To start with, there is no mention of clinically vulnerable people – or members of their family – being expected to travel to workplaces.

 

There is a sense that those who are ‘genuinely’ clinically vulnerable will be old, retired and not with members of their household expected to attend an external workplace.

 

Still, I suppose it made a change from the paper snail-mail letters ‘signed’ by “Matt” [Hancock] and Robert Jenrick.

 

However, it is a total abrogation of any responsibility for public health from the health secretary. 

 

A couple of weeks ago, having been informed that I must be in the physical workplace at least two days a week, I sat in a room for a hybrid meeting, where the social distancing was not what it should have been. Given my personal circumstances, I was very close to freaking, walking away from the physical meeting and joining it online.

 

I have heard the argument that I need to learn to live with the risks. Yet this seems to assume that I need to learn to live with me increasing the risks to my partner too. That is ethically appalling.


And all it would have taken was for the UK government to say that, if you had shielded last year, then if remotely (there's obviously a joke here) possible, it would be best to continue working from home.

 

Instead, people have been put into an invidious situation whereby employers can demand they do something that increases the risk – not only to themselves, but to others in their household who don't get to make that choice.

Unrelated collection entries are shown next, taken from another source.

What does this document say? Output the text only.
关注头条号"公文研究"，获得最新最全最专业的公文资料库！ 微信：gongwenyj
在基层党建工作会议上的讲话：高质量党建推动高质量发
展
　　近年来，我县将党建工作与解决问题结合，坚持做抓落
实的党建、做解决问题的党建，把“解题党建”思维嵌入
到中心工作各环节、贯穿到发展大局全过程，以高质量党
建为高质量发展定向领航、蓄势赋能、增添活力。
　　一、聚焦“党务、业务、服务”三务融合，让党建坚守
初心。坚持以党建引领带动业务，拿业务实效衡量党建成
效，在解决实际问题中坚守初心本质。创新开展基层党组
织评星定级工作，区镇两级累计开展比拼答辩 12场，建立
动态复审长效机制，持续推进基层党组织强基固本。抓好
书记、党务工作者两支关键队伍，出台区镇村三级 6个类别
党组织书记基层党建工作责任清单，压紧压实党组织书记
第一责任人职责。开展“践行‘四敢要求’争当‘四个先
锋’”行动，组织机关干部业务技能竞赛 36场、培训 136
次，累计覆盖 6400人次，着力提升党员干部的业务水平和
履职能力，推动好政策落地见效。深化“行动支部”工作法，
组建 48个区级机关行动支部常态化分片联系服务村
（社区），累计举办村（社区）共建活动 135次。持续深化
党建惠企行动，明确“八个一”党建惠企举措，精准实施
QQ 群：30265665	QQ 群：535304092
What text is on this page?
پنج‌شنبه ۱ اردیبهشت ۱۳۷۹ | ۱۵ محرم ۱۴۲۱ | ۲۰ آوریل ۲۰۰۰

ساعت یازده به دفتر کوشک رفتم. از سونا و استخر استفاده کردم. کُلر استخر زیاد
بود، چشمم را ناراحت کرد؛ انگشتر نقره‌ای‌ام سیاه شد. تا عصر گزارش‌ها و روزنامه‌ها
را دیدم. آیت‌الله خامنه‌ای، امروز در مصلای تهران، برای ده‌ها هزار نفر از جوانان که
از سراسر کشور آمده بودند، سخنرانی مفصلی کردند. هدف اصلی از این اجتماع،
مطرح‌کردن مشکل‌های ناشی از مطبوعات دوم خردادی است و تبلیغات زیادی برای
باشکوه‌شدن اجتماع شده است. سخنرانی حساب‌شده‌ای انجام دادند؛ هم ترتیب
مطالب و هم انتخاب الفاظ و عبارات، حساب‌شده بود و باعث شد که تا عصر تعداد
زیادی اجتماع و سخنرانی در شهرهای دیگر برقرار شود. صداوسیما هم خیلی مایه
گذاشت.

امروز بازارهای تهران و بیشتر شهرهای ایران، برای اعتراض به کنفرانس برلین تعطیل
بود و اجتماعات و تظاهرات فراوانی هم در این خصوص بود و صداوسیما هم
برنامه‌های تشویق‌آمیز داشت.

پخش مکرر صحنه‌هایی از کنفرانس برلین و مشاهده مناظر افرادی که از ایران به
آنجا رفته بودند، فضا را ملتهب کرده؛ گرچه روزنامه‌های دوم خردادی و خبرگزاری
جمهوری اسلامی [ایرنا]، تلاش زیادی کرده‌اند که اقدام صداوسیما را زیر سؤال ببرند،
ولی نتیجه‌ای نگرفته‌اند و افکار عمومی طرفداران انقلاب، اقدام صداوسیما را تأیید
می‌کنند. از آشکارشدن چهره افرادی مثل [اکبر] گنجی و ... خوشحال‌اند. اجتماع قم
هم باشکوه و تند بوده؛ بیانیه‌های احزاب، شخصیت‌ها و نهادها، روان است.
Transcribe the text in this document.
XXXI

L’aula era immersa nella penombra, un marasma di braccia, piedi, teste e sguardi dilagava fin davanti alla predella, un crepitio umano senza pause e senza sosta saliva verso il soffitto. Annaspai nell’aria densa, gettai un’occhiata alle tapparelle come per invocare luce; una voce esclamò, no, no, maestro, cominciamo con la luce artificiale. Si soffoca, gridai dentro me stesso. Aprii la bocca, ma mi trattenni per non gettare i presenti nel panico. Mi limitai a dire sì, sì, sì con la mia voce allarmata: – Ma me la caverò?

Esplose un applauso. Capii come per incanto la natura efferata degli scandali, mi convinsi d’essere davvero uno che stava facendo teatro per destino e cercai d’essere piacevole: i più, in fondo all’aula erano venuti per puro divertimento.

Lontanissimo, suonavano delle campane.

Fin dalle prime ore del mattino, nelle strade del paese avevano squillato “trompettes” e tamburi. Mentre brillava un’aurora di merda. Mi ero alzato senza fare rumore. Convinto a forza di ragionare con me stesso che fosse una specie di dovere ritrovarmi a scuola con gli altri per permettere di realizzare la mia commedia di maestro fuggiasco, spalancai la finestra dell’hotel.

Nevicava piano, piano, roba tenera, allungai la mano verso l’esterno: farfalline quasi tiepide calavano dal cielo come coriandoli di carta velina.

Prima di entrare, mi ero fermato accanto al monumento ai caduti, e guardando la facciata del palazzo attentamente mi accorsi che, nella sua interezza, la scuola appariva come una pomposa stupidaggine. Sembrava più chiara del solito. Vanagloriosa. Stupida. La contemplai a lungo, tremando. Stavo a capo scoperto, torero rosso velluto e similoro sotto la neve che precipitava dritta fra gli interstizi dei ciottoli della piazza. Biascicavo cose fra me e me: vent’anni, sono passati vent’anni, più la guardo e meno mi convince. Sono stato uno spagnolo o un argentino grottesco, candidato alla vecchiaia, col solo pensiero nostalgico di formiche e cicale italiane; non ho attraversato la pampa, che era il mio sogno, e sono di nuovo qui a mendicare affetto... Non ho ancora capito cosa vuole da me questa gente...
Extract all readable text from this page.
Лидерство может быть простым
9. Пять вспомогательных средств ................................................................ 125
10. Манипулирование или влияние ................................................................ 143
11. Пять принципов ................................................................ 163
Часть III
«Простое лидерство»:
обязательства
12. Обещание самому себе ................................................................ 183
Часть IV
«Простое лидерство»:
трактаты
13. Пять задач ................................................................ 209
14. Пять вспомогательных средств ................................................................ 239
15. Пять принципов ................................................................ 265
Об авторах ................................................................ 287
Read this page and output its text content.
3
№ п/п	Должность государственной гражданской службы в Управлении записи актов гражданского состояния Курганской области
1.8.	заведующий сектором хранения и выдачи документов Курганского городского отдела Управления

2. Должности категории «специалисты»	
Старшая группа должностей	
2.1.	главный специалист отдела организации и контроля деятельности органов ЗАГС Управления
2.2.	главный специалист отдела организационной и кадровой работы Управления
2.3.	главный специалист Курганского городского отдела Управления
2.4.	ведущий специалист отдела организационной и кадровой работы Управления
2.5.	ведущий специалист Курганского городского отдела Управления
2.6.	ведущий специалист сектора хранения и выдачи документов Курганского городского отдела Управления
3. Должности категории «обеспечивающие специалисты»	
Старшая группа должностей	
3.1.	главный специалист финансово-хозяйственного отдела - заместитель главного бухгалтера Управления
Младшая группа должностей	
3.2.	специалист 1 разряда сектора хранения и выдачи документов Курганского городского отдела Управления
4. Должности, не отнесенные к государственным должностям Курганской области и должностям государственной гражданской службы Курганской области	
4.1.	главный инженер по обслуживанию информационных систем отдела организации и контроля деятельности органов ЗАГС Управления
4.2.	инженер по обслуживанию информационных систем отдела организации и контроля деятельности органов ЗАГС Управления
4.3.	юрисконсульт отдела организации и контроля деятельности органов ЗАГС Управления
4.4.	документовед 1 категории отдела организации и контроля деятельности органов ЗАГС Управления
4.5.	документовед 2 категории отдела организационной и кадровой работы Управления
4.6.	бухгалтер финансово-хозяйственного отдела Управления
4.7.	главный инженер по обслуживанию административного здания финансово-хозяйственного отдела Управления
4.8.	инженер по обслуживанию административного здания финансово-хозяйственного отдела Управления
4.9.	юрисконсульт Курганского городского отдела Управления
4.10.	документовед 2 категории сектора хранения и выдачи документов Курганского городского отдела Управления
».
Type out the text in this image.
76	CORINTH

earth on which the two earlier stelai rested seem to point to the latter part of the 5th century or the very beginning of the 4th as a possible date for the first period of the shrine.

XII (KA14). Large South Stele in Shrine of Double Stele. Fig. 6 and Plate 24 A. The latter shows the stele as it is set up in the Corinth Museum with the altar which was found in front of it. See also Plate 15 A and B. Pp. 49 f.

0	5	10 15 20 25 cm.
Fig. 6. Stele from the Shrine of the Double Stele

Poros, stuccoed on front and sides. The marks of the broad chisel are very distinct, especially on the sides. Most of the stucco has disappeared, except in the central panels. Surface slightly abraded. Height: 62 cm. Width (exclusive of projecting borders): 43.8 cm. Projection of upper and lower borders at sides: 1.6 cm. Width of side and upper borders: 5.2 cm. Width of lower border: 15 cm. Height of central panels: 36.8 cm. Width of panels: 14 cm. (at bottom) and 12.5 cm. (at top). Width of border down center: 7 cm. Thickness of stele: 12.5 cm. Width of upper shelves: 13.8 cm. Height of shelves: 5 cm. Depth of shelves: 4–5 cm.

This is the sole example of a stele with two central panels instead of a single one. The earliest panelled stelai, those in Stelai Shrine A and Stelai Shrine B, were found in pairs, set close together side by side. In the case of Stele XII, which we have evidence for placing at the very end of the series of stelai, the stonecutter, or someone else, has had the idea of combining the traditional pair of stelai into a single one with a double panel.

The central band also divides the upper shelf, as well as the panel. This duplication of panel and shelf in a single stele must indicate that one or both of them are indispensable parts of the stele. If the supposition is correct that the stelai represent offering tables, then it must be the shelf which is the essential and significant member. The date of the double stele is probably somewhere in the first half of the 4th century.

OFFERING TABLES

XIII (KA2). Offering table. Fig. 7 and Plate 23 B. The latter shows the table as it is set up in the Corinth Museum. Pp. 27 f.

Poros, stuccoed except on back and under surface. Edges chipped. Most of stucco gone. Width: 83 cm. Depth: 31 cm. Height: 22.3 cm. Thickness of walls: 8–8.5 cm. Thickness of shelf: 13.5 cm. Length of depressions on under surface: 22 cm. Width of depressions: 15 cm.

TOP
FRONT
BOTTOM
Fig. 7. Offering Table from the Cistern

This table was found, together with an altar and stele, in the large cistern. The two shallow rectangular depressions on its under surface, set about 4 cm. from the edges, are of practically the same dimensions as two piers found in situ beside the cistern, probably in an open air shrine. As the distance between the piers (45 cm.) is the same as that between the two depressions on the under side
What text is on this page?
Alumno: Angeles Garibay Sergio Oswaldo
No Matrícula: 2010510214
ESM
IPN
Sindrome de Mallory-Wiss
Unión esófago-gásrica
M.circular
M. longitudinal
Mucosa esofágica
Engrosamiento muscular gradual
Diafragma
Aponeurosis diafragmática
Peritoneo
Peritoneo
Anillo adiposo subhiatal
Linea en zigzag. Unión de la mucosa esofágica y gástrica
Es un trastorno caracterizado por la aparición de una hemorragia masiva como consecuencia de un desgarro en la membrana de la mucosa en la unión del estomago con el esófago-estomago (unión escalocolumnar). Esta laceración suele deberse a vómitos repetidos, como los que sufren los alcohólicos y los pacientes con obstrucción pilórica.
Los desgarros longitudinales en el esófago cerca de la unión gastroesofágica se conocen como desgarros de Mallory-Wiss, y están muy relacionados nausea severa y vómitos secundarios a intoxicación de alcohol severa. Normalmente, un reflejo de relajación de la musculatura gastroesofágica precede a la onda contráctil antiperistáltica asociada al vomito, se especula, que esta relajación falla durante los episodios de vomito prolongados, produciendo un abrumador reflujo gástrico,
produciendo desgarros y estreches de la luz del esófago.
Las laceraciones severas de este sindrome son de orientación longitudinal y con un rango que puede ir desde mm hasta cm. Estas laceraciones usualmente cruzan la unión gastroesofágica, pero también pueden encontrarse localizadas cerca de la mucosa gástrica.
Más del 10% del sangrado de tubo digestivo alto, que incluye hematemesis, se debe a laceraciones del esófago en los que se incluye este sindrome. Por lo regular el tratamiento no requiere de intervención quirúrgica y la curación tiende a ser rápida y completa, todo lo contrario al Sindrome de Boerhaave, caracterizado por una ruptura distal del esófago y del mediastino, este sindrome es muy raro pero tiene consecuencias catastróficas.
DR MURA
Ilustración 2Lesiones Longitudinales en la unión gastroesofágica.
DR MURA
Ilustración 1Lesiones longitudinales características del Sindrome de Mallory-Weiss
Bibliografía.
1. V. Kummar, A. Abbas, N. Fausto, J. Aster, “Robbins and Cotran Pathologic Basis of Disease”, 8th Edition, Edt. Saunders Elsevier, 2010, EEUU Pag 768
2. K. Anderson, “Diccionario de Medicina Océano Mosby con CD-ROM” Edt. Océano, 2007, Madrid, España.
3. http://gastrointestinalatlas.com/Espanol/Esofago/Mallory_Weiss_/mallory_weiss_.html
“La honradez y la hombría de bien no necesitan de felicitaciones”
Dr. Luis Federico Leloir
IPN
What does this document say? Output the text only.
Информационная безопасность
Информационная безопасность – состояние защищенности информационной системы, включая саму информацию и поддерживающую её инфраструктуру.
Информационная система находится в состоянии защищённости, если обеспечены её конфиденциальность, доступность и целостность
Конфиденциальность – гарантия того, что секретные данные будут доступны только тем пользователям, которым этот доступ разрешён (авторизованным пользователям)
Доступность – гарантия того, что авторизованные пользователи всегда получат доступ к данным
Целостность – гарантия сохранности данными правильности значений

And of course, at the time of writing, COVID-19 cases, hospitalisations and deaths are rising.

 

And nobody saw this coming as a consequence of ‘Freedom Day’.

 

However, this is not the only example of the state of the UK’s government. Just before the start of the Conservative Party conference in Manchester, Prime Minister Boris Johnson was challenged in a television interview on how to measure his promised ‘levelling up’ between the country’s regions.

He answered: “I’ve given you the most important metric – never mind life expectancy, never mind cancer outcomes – look at wage growth.

“Wage growth is now being experienced faster by those on lower incomes. It hasn’t happened for 10 years or more. That is what I mean by levelling up.”

As it happens, the claim about wage growth is a lie – but then again, his lips were moving – but what a thing to openly state: that life expectancy, falling in the UK for those not as well-to-do as the prime minister, and cancer outcomes* don’t matter.

 

It’s almost like the Conservatives ... some Conservatives ... really don’t give a flying one about the masses.

 

* Just a note to say, let’s not forget that, while his then wife was being treated for cancer, Boris Johnson was busy shagging another woman.


** And another note to say that the cartoon used above is from @chrisriddell50, and I hope he forgives me for using it here.